Er gießt ihnen auch noch einen Schnaps ein, damit sie den nötigen Mut bekommen, und dann geht's los.

Die ersten drei kennt er, die dürfen sie gleich wieder abbrechen. Aber das vierte ist ihm neu, das schreibt er sich auf. Und von den Märchen, die die Erdme erzählt, schreibt er sich sogar zweie auf.
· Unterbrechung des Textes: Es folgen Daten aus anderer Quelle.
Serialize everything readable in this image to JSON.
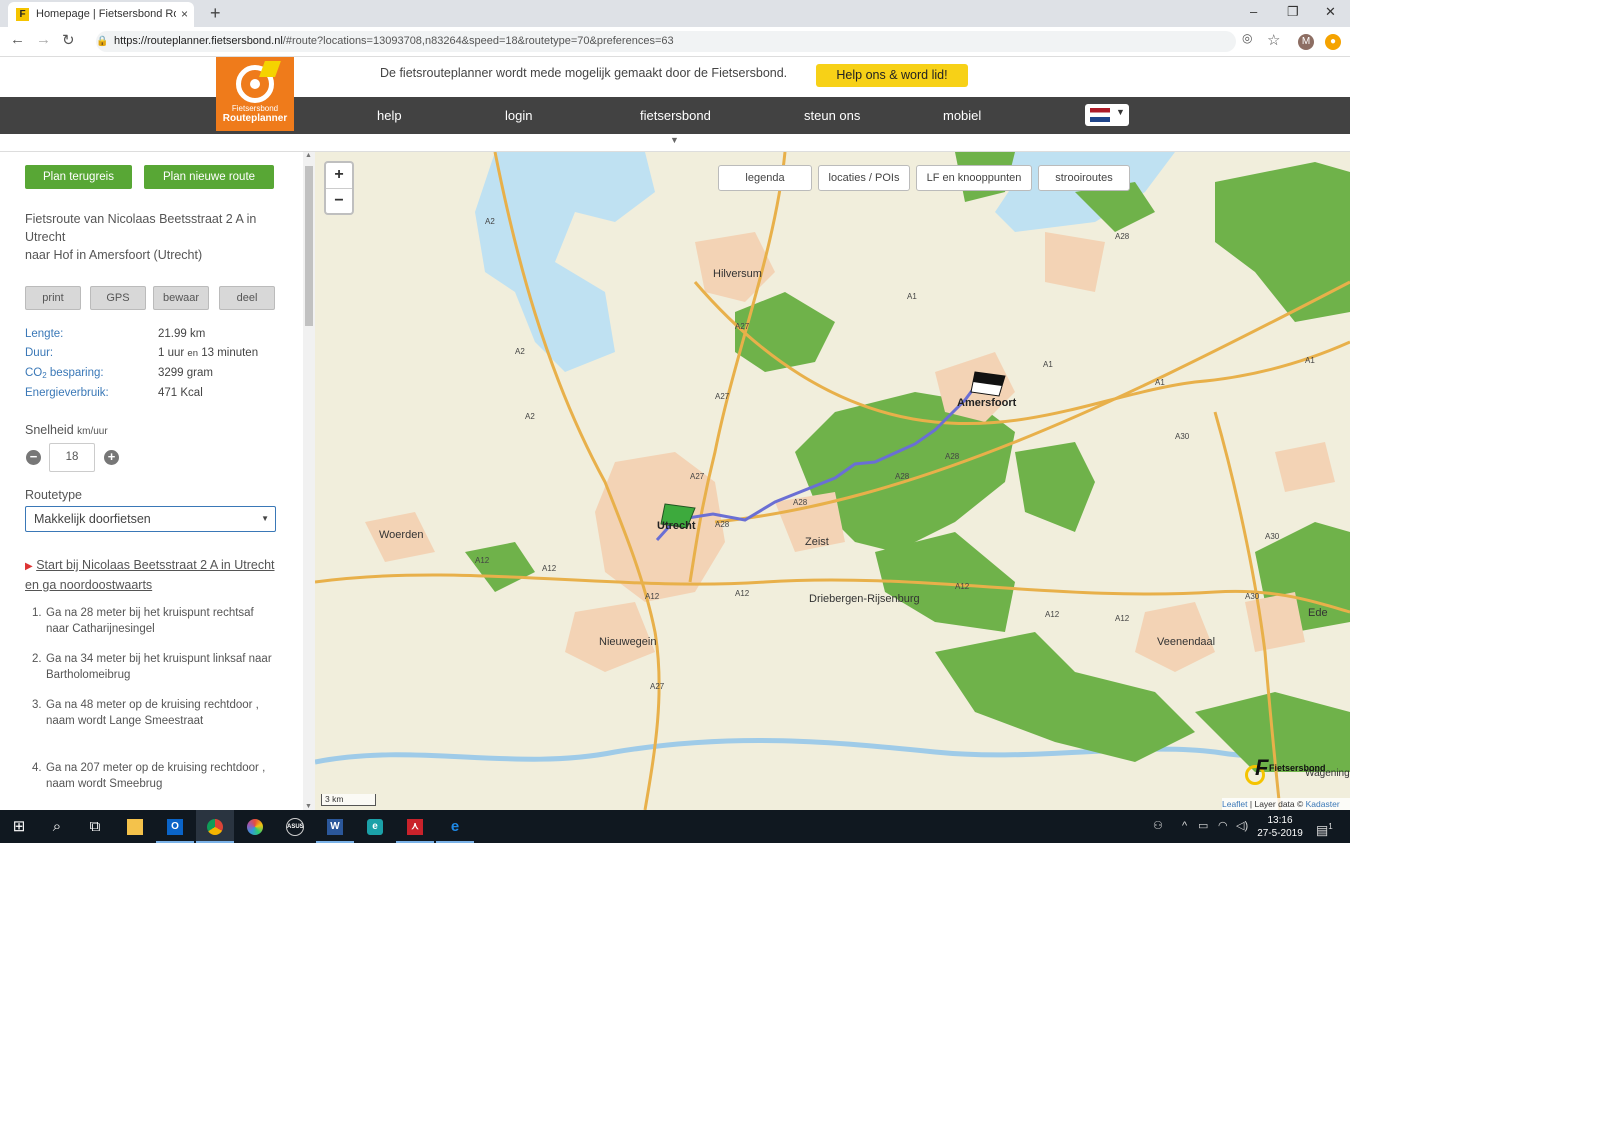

Dann gibt er ihnen einen Zettel für seinen Ziegelmeister, und damit haben sie sich Feuerstatt und Ofen ehrlich erworben. Der zugehörige Lehm muß ja freilich doch noch gemaust werden, aber den liefert zur Nachtzeit die Grube des Ökonomierats ohne viel Fragen, und das Strauchwerk, das als Halt in die Brandmauer gepackt werden muß, kann man sich ringsum von den Weidenbüschen schneiden.

So steigt die Mauer bald bis zur Decke.

Auf der einen Seite lehnt sich die Feuerstelle daran, auf der anderen der Ofen. Sehr schön sieht er nicht aus. Einer aus glasierten Kacheln würde sich sicher weit besser machen, und gerade steht er ja auch nicht, aber wärmen wird er vielleicht, wenn erst die Torfstücke drin prasseln.
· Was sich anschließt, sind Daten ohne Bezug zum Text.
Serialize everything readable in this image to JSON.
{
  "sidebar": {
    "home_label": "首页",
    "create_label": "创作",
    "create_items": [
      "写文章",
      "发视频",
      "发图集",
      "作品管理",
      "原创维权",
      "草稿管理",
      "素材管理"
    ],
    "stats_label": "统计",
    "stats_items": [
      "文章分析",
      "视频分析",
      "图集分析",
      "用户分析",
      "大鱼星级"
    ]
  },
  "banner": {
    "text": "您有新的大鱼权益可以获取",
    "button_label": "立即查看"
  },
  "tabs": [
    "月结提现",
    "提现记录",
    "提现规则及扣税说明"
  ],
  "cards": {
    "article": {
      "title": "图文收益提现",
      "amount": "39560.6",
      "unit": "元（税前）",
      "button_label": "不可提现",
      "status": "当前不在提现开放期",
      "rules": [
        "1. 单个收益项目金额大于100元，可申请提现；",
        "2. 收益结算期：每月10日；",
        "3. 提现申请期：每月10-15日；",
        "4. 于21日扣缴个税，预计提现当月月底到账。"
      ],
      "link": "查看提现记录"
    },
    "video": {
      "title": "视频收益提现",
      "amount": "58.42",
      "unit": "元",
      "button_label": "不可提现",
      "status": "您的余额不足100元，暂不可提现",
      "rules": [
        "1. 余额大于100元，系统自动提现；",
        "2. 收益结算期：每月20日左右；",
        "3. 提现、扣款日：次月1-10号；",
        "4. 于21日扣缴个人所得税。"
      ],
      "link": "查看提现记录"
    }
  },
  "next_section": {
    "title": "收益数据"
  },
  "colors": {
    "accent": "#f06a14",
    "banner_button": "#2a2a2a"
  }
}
Nun aber der Schornstein! Denn sonst erstickt man im Rauch.

Das Loch in der Zimmerdecke ist längst schon geschnitten. Wenn man nur weiter wüßte!

»Bei Schmidt auf dem Hofe«, sagt der Witkuhn, »liegt ein Haufen von rostigen Kannen. In denen ist früher Petroleum gewesen. Da kostet jede zehn Pfennig. Davon kauft euch ein Dutzend.«

Sie kaufen sich zehn und schmuggeln zwei noch mit durch.

Aber nun weiter!

Und der Witkuhn zeigt ihnen, wie man aus Latten eine vierseitige Röhre macht und sie mit dem Blech so dicht beschlägt, daß der Rauch durch die Ritzen nicht durchkann. Diese Röhre wird durch das Deckenloch geschoben und so hoch geführt, daß sie die Sparren noch überragt. Dann wird unten von Latten ein Mantel schräg darangenagelt, – und siehe da! der Schornstein ist fertig.

Das Anheizen will ausprobiert werden. Ach, wie qualmt das – und stinken tut es nicht weniger – vor allem nach Leim und Petroleum, aber das wird sich schon legen.

Und als der Rauch sich einige Zeit besonnen hat, findet er schließlich den richtigen Weg und entfernt sich gefälligst dorthin, wo es schnurgerade in den Himmel geht. Wenn er es im Winter ebenso macht, ist die Stubenwärme gesichert.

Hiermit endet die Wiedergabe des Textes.